Role of α-hydroxycarboxylic acids in the construction of supramolecular assemblies of nickel(ii) complexes with nitrogen donor coligands

Abstract

The topology of the supramolecular self assembly structures of six nickel(II) complexes containing nitrogen donor coligands is described, and the structural features induced by the deprotonated α-hydroxy acids (mandelic and benzilic) used in the complex synthesis are compared. In all the complexes, namely [(6-Me3-TPA)Ni(MA)]B(Ph)4 (1), [(6-Me3-TPA)Ni(R(−)-MA)]B(Ph)4 (2R), [(6-Me3-TPA)Ni(BA)]B(Ph)4 (3), [(AP)2Ni(MA)2] (4), [(AP)2Ni(S(+)-MA)2] (5S) and [(AP)2Ni(BA)2] (6) (where 6-Me3-TPA = tris(6-methyl-2-pyridylmethyl)amine, AP = 2-aminopyridine, MA = racemic mandelate, R(−) and S(+) are enantiomeric mandelates, BA = benzilate anion), the metal ion exhibits a distorted octahedral environment with mandelate or benzilate anions acting as chelating agents through the hydroxyl group and a carboxylate oxygen.
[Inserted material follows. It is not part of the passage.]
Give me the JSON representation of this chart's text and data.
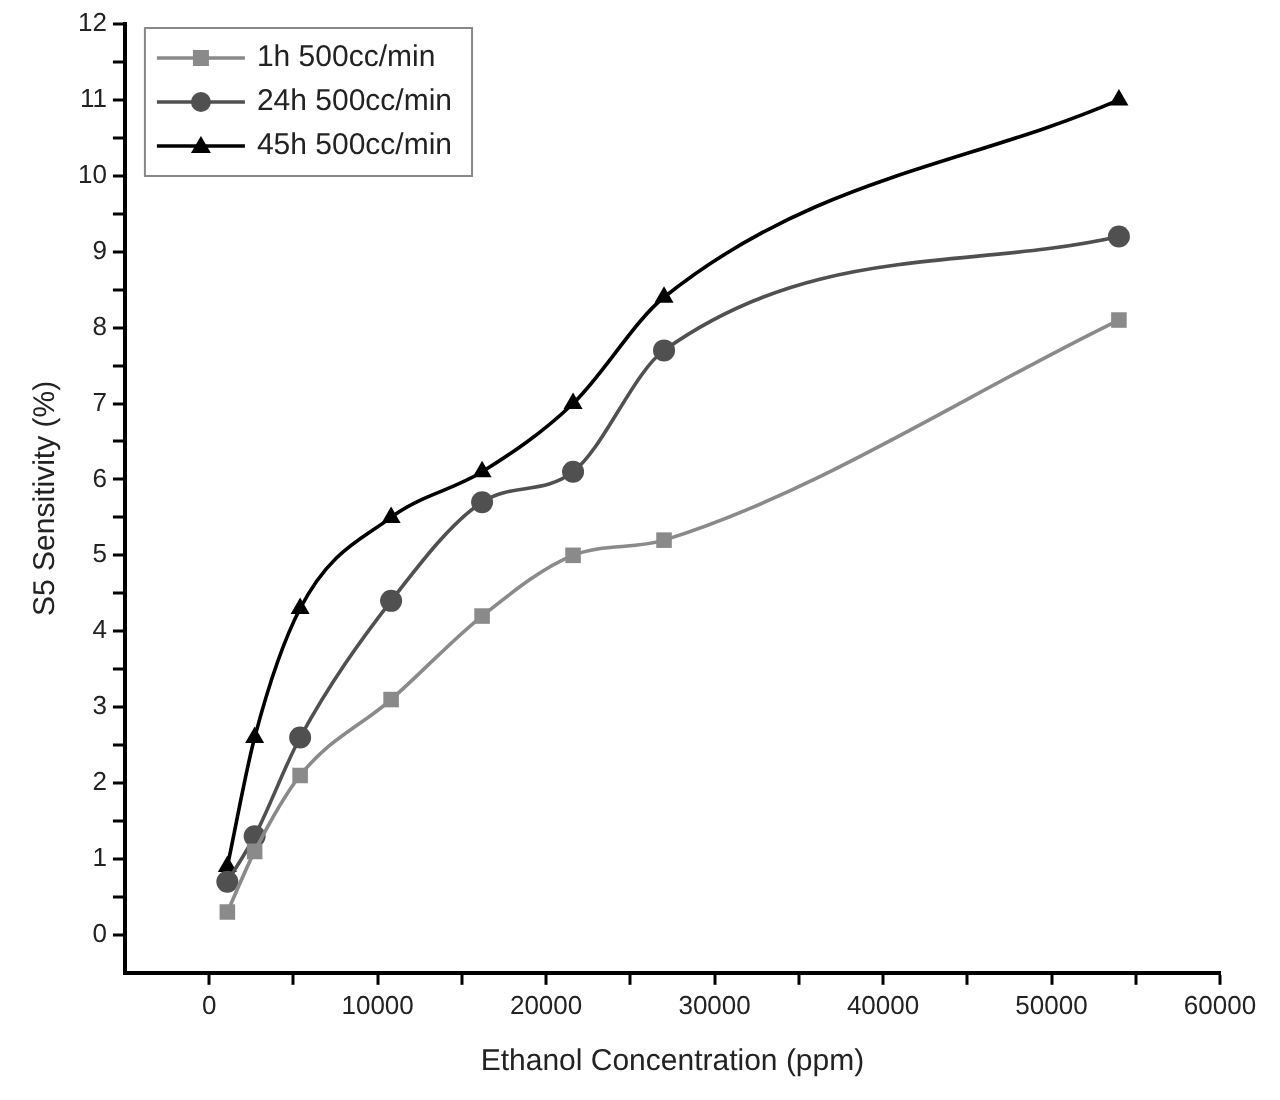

The differences in the crystal structures of 2R and 5S (containing enantiomerically pure mandelate anions) are compared with those of 1 and 4, obtained with a racemic mixture of the deprotonated acid. All the nickel(II) complexes form infinite one-dimensional chains built up by hydrogen bonds. The mononuclear building blocks, 1–3, are assembled head-on, with a very similar topology, through H-bond interactions between the hydroxycarboxylate groups of adjacent units, while in neutral complexes 4–6 the cooperative presence of solvent molecules leads to different connections between the complexes. In addition, intramolecular π–π stacking interactions between pyridine rings of the ligand and the phenyl of mandelate or benzilate anions are observed in 1, 3 and 6.